JAKARTA – Wakil Kepala Badan Gizi Nasional (BGN) memperkuat koordinasi dengan Satgas Makan Bergizi Gratis (MBG) Polri dan Bareskrim Polri terkait dugaan praktik ilegal jual beli titik Satuan Pelayanan Pemenuhan Gizi (SPPG) di sejumlah daerah.

Koordinasi dilakukan menyusul banyaknya laporan masyarakat yang mengaku menjadi korban penipuan oleh pihak yang mengatasnamakan pejabat BGN.

Modus yang digunakan dengan menawarkan jasa pengurusan titik SPPG dan meminta sejumlah uang kepada korban.

“Hari ini saya melakukan koordinasi dengan Satgas MBG Polri dan juga berkomunikasi dengan Kabareskrim serta Direktur Tindak Pidana Umum berkaitan dengan banyaknya laporan di beberapa daerah,” ujar Wakil Kepala BGN di Gedung Bareskrim Polri, Jakarta Selatan, Senin (25/5/2026).

Menurutnya, para pelaku mengaku sebagai orang dekat pejabat BGN, bahkan ada yang mengaku pejabat BGN untuk meyakinkan korban.

Mereka kemudian menawarkan bantuan pendaftaran titik SPPG dengan imbalan uang.

Wakil Kepala BGN mengatakan beberapa laporan sudah mulai ditangani kepolisian.

Salah satunya di wilayah Polda Jawa Barat, di mana pelaku disebut telah diamankan aparat.

Selain itu, koordinasi juga dilakukan dengan jajaran kepolisian di Tangerang dan Lombok Timur setelah muncul laporan serupa dari masyarakat.

“Program ini harus kita jaga bersama.
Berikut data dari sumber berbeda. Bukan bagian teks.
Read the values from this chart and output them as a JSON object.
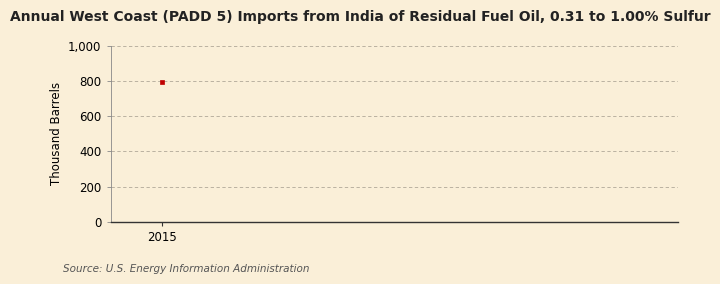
{
  "title": "Annual West Coast (PADD 5) Imports from India of Residual Fuel Oil, 0.31 to 1.00% Sulfur",
  "ylabel": "Thousand Barrels",
  "source": "Source: U.S. Energy Information Administration",
  "x_data": [
    2015
  ],
  "y_data": [
    796
  ],
  "xlim": [
    2014.3,
    2022
  ],
  "ylim": [
    0,
    1000
  ],
  "yticks": [
    0,
    200,
    400,
    600,
    800,
    1000
  ],
  "xticks": [
    2015
  ],
  "background_color": "#faefd8",
  "plot_bg_color": "#faefd8",
  "grid_color": "#b0a898",
  "line_color": "#c00000",
  "marker_color": "#c00000",
  "title_fontsize": 10,
  "label_fontsize": 8.5,
  "tick_fontsize": 8.5,
  "source_fontsize": 7.5
}
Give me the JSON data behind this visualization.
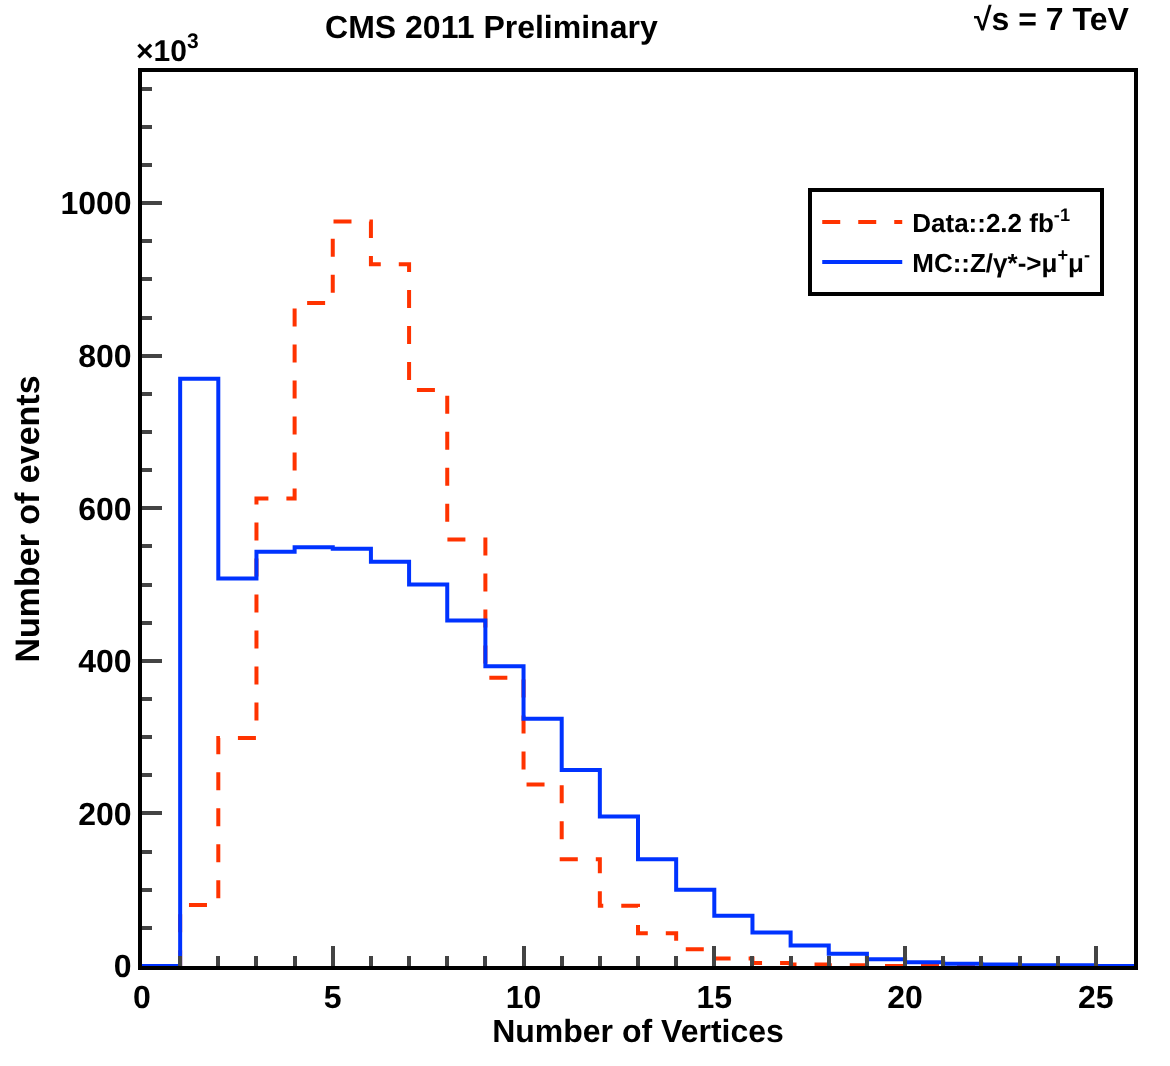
{
  "chart_data": {
    "type": "histogram",
    "title": "CMS 2011 Preliminary",
    "xlabel": "Number of Vertices",
    "ylabel": "Number of events",
    "annotations": [
      "√s = 7 TeV",
      "×10$^{3}$"
    ],
    "bins": [
      0,
      1,
      2,
      3,
      4,
      5,
      6,
      7,
      8,
      9,
      10,
      11,
      12,
      13,
      14,
      15,
      16,
      17,
      18,
      19,
      20,
      21,
      22,
      23,
      24,
      25,
      26
    ],
    "series": [
      {
        "name": "Data::2.2 fb$^{-1}$",
        "color": "#ff3300",
        "line_style": "dashed",
        "values": [
          0,
          80,
          299,
          613,
          869,
          976,
          920,
          755,
          559,
          378,
          238,
          140,
          79,
          43,
          22,
          10,
          4,
          2,
          1,
          0,
          0,
          0,
          0,
          0,
          0,
          0
        ]
      },
      {
        "name": "MC::Z/γ*->μ$^{+}$μ$^{-}$",
        "color": "#0033ff",
        "line_style": "solid",
        "values": [
          0,
          770,
          508,
          543,
          549,
          547,
          530,
          500,
          453,
          393,
          324,
          257,
          196,
          140,
          100,
          66,
          44,
          27,
          16,
          9,
          5,
          3,
          2,
          1,
          1,
          0
        ]
      }
    ],
    "xlim": [
      0,
      26
    ],
    "xticks": [
      0,
      5,
      10,
      15,
      20,
      25
    ],
    "ylim": [
      0,
      1172
    ],
    "yticks": [
      0,
      200,
      400,
      600,
      800,
      1000
    ],
    "legend": "top right"
  }
}
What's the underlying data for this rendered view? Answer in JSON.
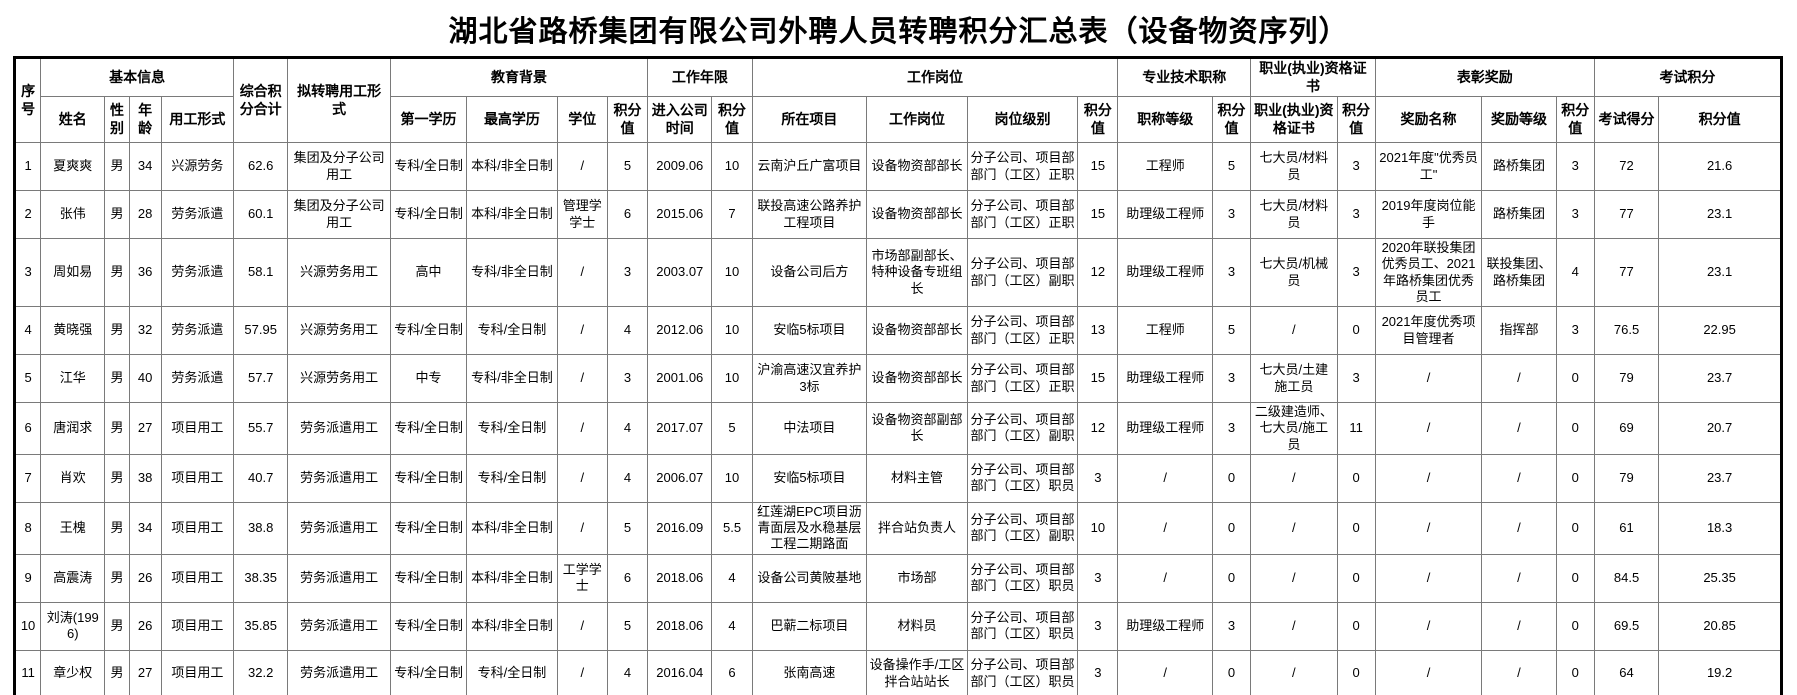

Ini program mulia. Jangan sampai pelaksanaannya di lapangan dimanfaatkan oleh oknum-oknum yang tidak bertanggung jawab,” katanya.

Ia menjelaskan koordinasi dengan Satgas MBG Polri dilakukan untuk mempercepat respons kepolisian daerah dalam menerima laporan masyarakat dan memproses dugaan tindak pidana yang muncul.

BGN juga meminta aparat mengusut pihak-pihak yang diduga memanfaatkan Program Makan Bergizi Gratis untuk kepentingan pribadi.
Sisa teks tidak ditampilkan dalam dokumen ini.